Plus, she said: "Anonymity on the Web offends most journalists I know, and not just because their own names go on everything they write. It breaks every rule newspapers have enforced for decades in letters to the editor, which require not only a name and a city of residence, but contact information to confirm authorship."
Schultz's preferred prescription: Get rid of anonymity and require commenters to identify themselves.
But she's wrong. This is just another example of the kind of faulty thinking that gets in the way of newspapers' ability to move successfully into the new digital era. Two reasons:
- It fails to recognize that the online world is a world of its own--one that is much bigger than just news organizations. News organizations that try to force that wider online world to behave according to its preferred standards are going to fail. Successful organizations are the ones that try to learn the local ways and adapt themselves accordingly.

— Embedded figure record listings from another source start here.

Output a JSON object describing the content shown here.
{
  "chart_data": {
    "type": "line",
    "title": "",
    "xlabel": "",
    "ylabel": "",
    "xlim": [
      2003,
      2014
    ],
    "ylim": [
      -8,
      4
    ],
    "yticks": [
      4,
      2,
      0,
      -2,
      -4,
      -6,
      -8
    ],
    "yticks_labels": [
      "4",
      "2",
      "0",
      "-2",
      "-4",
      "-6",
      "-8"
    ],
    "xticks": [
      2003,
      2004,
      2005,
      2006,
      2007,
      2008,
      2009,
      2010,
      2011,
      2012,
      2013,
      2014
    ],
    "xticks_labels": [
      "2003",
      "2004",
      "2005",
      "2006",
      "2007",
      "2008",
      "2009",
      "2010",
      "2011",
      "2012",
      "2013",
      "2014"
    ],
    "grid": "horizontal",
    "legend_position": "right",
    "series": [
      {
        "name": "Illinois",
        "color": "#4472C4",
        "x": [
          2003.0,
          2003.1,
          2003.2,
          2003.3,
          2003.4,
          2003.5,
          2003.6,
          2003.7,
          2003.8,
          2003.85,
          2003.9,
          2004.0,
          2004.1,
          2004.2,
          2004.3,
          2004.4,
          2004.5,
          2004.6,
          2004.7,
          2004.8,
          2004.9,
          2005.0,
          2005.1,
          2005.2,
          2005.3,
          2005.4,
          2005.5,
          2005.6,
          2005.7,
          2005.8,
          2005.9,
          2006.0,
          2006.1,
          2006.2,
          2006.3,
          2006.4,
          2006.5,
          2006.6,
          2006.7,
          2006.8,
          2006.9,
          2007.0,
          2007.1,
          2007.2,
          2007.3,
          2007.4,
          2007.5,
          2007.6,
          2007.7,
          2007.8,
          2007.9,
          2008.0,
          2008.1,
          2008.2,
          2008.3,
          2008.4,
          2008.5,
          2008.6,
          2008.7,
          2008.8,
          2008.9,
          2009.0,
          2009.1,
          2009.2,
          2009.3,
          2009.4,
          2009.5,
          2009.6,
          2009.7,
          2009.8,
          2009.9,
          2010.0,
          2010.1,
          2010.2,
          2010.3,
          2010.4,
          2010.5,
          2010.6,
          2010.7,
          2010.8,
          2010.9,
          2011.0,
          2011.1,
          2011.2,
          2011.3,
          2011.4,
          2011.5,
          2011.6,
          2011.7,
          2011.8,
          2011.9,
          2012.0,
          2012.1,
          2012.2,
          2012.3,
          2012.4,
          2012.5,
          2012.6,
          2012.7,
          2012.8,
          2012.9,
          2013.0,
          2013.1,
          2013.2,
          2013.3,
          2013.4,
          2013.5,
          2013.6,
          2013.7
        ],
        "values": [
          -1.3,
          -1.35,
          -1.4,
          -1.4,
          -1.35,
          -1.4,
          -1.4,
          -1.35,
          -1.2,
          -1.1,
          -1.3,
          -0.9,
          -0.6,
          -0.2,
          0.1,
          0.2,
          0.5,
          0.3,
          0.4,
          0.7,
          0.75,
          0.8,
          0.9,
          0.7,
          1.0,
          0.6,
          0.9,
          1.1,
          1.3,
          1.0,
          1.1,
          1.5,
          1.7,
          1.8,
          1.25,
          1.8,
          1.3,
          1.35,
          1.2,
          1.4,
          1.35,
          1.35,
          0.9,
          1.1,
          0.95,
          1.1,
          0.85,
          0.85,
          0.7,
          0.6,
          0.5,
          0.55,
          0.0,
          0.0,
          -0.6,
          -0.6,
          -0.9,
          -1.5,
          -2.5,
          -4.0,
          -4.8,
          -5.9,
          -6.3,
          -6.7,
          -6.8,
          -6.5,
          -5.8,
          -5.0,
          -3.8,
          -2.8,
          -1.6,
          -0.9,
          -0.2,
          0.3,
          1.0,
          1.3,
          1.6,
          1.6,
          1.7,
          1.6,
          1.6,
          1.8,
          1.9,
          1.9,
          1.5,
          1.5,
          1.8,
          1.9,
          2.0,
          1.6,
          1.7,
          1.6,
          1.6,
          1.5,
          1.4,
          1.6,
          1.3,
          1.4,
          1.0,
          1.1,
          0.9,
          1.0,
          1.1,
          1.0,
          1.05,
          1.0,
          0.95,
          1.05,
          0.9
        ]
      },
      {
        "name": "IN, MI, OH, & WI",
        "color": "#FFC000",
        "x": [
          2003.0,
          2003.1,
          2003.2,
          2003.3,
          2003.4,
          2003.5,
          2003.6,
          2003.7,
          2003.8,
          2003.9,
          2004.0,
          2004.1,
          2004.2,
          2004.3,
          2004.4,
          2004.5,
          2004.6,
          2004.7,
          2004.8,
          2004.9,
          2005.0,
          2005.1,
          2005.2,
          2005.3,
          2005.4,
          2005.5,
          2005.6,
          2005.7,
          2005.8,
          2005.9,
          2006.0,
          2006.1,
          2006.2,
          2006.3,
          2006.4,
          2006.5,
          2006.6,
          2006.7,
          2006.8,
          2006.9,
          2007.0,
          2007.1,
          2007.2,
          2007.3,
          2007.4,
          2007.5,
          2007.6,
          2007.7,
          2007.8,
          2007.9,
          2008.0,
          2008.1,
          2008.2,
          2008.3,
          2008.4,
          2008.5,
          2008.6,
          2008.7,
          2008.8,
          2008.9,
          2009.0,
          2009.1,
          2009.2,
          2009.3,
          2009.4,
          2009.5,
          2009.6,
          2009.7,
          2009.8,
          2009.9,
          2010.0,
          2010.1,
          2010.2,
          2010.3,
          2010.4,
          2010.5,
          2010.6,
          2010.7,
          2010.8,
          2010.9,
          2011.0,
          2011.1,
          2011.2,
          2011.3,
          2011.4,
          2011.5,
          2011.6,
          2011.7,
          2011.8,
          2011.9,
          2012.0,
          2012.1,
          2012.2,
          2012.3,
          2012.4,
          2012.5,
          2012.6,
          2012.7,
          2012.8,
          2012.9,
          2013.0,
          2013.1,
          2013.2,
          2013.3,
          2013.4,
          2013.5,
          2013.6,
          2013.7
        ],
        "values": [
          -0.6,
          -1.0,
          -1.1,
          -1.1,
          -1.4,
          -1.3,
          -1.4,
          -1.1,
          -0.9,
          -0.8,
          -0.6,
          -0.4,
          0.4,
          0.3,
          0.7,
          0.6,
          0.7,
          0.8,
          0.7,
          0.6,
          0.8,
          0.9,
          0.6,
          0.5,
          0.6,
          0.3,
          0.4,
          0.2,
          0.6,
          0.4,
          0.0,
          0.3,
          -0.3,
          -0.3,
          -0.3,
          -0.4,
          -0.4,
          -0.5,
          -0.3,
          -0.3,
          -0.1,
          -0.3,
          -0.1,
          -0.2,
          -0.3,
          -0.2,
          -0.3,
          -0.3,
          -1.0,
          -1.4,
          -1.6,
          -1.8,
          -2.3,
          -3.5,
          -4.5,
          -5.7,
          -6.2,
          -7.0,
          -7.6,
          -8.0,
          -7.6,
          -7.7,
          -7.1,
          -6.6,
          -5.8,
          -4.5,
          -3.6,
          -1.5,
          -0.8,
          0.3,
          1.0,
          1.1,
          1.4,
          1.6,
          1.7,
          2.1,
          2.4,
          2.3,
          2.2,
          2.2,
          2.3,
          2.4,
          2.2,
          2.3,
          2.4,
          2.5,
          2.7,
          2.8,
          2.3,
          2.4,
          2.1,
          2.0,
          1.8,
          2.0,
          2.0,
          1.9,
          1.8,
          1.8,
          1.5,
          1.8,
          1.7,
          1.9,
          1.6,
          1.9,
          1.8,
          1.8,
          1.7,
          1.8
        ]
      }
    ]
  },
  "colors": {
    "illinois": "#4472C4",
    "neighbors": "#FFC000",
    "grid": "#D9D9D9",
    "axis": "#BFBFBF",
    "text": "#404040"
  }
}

- Those who take the time to do this--to understand the local ways--quickly realize that it's not anonymity that leads to uncivil discourse in forums. It's poor moderation. The way you encourage civil behavior in online communities is to have clear rules of the road and then to enforce them. Online community experts have known this for well over a decade.
So today's takeaway: The key to helping news organizations survive and thrive in the digital world is not to try to make that world conform to newspapers' ways of doing things. Instead, the key is to understand the digital world and its ways of doing things--and then to use those insights to help you accomplish your goals.